Roseanne Barr Is Still Running For President
Roseanne Barr attends the Comedy Central Roast of Roseanne at the Hollywood Palladium on Saturday, Aug. 4, 2012, in Los Angeles. (Photo by Jordan Strauss/Invision/AP)
Roseanne Barr attends the Comedy Central Roast of Roseanne at the Hollywood Palladium on Saturday, Aug. 4, 2012, in Los Angeles. (Photo by Jordan Strauss/Invision/AP)

Election Day is here and as America goes to the polls, comedian Roseanne Barr is giving one last push in her bid for president.

Barr announced her run for president as the nominee for the Peace and Freedom Party in August with a simple platform: “Vote for me. I’m not a liar. I’m not a thief. I’m not a whore. And I’m not a politician. I think that uniquely qualifies me to become president of the U.S.”

On Tuesday morning, Barr offered voters one last reminder.

Good Morning East Coast! Vote for ME Roseanne Barr bit.ly/RBO7gxList of States where I'm on the Ballot and Qualified as Write-In!

— Roseanne Barr (@TheRealRoseanne) November 6, 2012

The 56-year-old "Roseanne" star is on the ballot in California and the battleground states of Colorado and Florida, according to her website. She is a write-in candidate in the following states: Alabama, Alaska, Delaware, Idaho, Iowa, Kansas, Minnesota, Montana, Nebraska, New Hampshire, New Jersey, Oregon, Pennsylvania, Rhode Island, Utah, Vermont, Washington, West Virginia, Wisconsin and Wyoming.

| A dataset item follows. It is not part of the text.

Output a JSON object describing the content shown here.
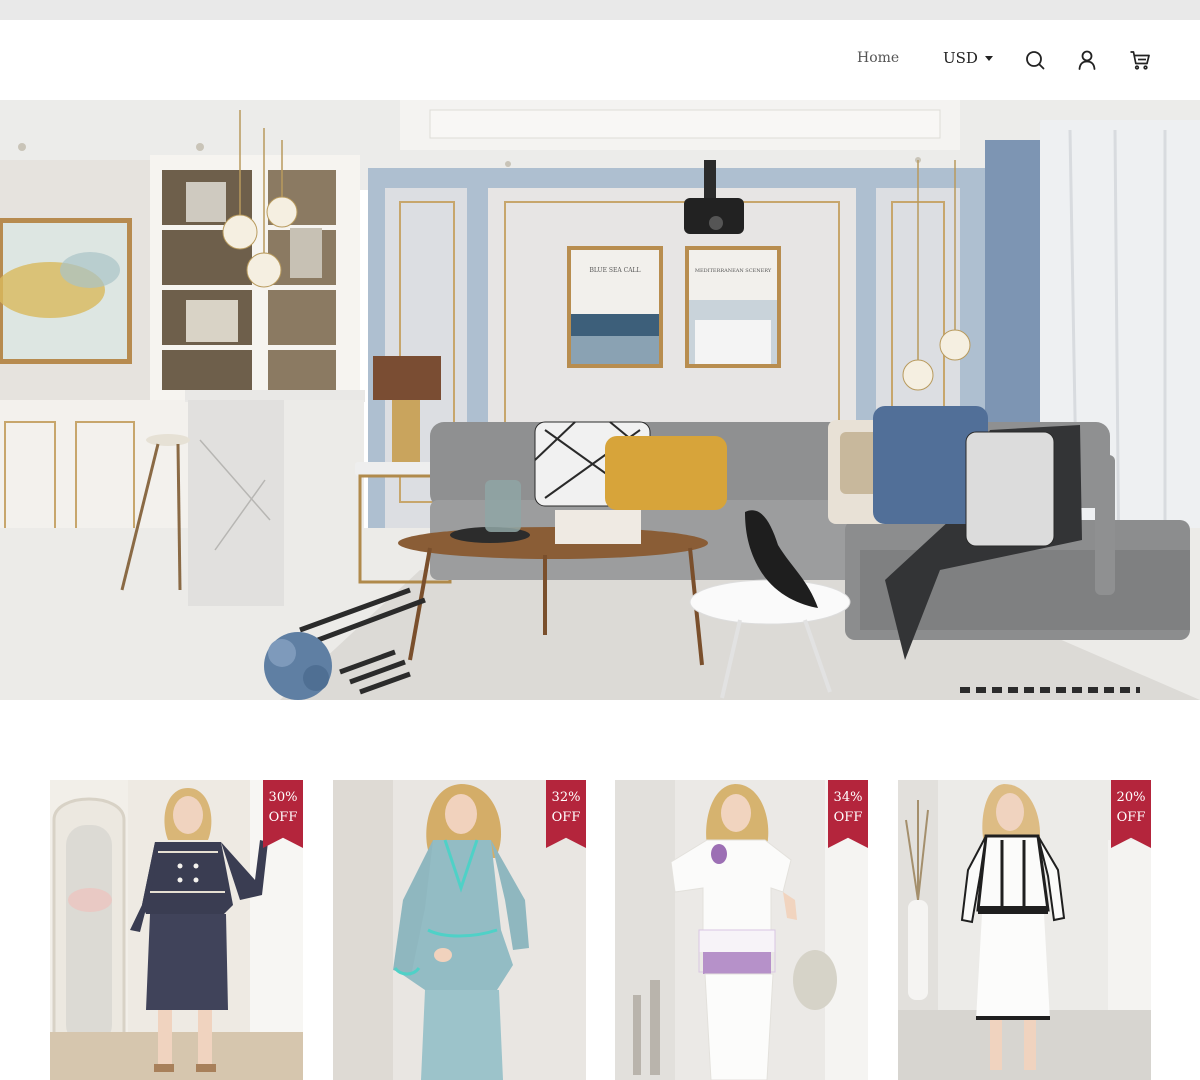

Barr said that she cannot vote for herself in her home state of Hawaii.

Another vote Barr has lost is ex-husband Tom Arnold's.

Arnold told TMZ that he is not voting for Barr on Tuesday. "I'm voting for Obama, but for God's sake let Roseanne have her pot ... she's 60," he said. She has campaigned for marijuana legalization.

Barr and her running mate, Cindy Sheehan, whose son died while serving in Iraq, sought to be a unique alternative for voters. “There is no real third party in America,” Barr told the Daily Beast in August. “There’s this one party that has two sides to it—the Democratic and Republican side. It’s one party that has two heads. We want to give voters a choice for people not owned by Wall Street.”

In July, Barr lost the Green Party nomination to Harvard-trained physician Jill Stein.